17-Hydroxylase/17,20-lyase deficiency (17OHD) results from mutations in the CYP17A1 gene, leading to failure to synthesize cortisol, adrenal androgens, and gonadal steroids. Adrenarche is a consequence of the increased production of adrenal androgens. Here, we report a case carrying novel R239Q mutation causing complete functional loss of CYP17A1, and thus absence of adrenal and gonadal sex hormone production. The patient has had unexpected pubic hair development and insufficient breast development with estrogen replacement therapy. Possible mechanisms leading to pubic hair development and breast underdevelopment are discussed.
Patient and methods
A 15-year-old female born to consanguineous parents presented with the lack of full breast development and irregular menses after the age of 14 years. She had Tanner III breast development on one side, Tanner I on the other side and Tanner I pubic hair and, no axillary hair development.

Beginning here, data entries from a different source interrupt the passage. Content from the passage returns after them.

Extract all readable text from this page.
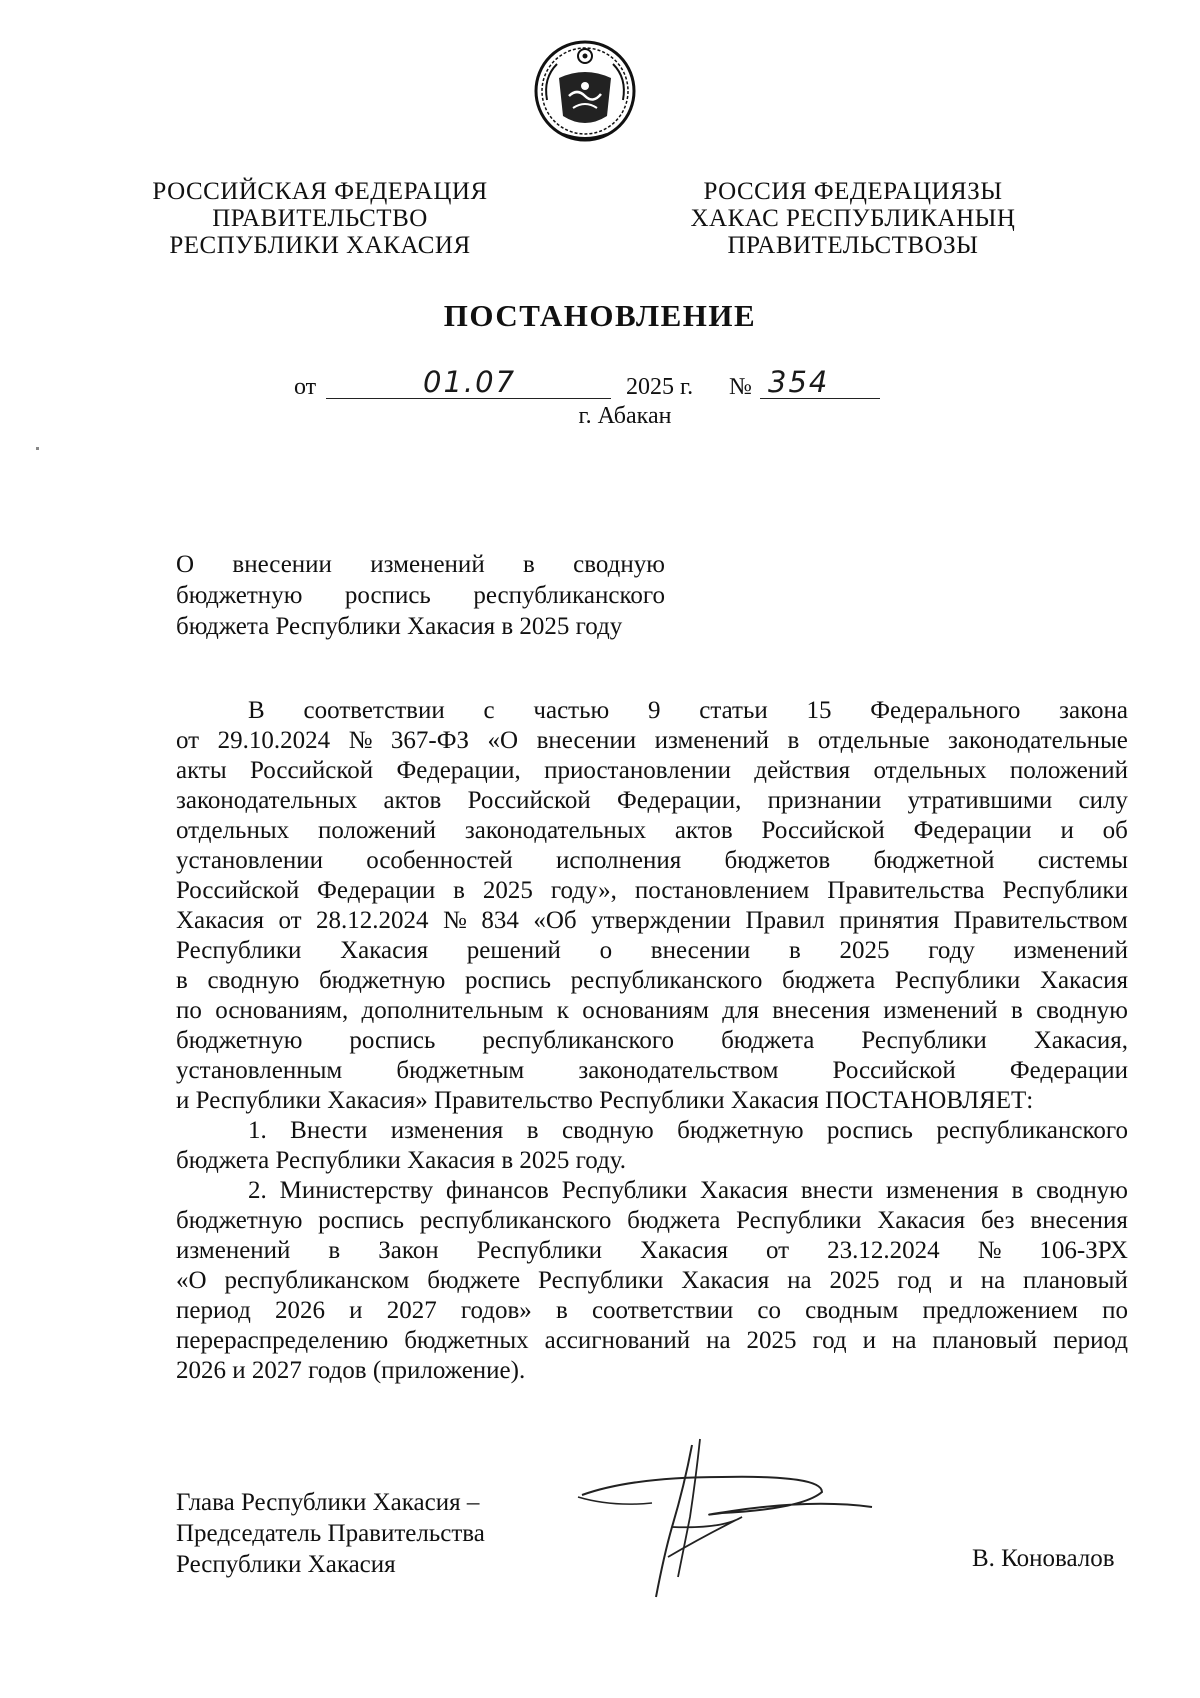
РОССИЙСКАЯ ФЕДЕРАЦИЯ
ПРАВИТЕЛЬСТВО
РЕСПУБЛИКИ ХАКАСИЯ
РОССИЯ ФЕДЕРАЦИЯЗЫ
ХАКАС РЕСПУБЛИКАНЫҢ
ПРАВИТЕЛЬСТВОЗЫ
ПОСТАНОВЛЕНИЕ
от	01.07	2025 г. № 354
г. Абакан
О внесении изменений в сводную
бюджетную роспись республиканского
бюджета Республики Хакасия в 2025 году
В соответствии с частью 9 статьи 15 Федерального закона
от 29.10.2024 № 367-ФЗ «О внесении изменений в отдельные законодательные
акты Российской Федерации, приостановлении действия отдельных положений
законодательных актов Российской Федерации, признании утратившими силу
отдельных положений законодательных актов Российской Федерации и об
установлении особенностей исполнения бюджетов бюджетной системы
Российской Федерации в 2025 году», постановлением Правительства Республики
Хакасия от 28.12.2024 № 834 «Об утверждении Правил принятия Правительством
Республики Хакасия решений о внесении в 2025 году изменений
в сводную бюджетную роспись республиканского бюджета Республики Хакасия
по основаниям, дополнительным к основаниям для внесения изменений в сводную
бюджетную роспись республиканского бюджета Республики Хакасия,
установленным бюджетным законодательством Российской Федерации
и Республики Хакасия» Правительство Республики Хакасия ПОСТАНОВЛЯЕТ:
1. Внести изменения в сводную бюджетную роспись республиканского
бюджета Республики Хакасия в 2025 году.
2. Министерству финансов Республики Хакасия внести изменения в сводную
бюджетную роспись республиканского бюджета Республики Хакасия без внесения
изменений в Закон Республики Хакасия от 23.12.2024 № 106-ЗРХ
«О республиканском бюджете Республики Хакасия на 2025 год и на плановый
период 2026 и 2027 годов» в соответствии со сводным предложением по
перераспределению бюджетных ассигнований на 2025 год и на плановый период
2026 и 2027 годов (приложение).
Глава Республики Хакасия –
Председатель Правительства
Республики Хакасия	В. Коновалов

The serum levels of FSH, LH, and progesterone were high and, estradiol was low. The measurement of basal and ACTH-stimulated steroids was consistent with the diagnosis of 17OHD. Genetic analysis revealed novel homozygous mutation R239Q in CYP17A1 gene. Therapy with hydrocortisone was initiated and followed by the addition of conjugated estrogen. Her breast development did not improve considerably, however, pubic hair development started after estrogen treatment in spite of undetectable serum levels of androgens.
This case study suggests that estrogen exerts a permissive effect on pubic hair development in girls, even in the presence of very low-circulating androgens, and impaired breast development might be due to estrogen/progesterone imbalance in breast tissue.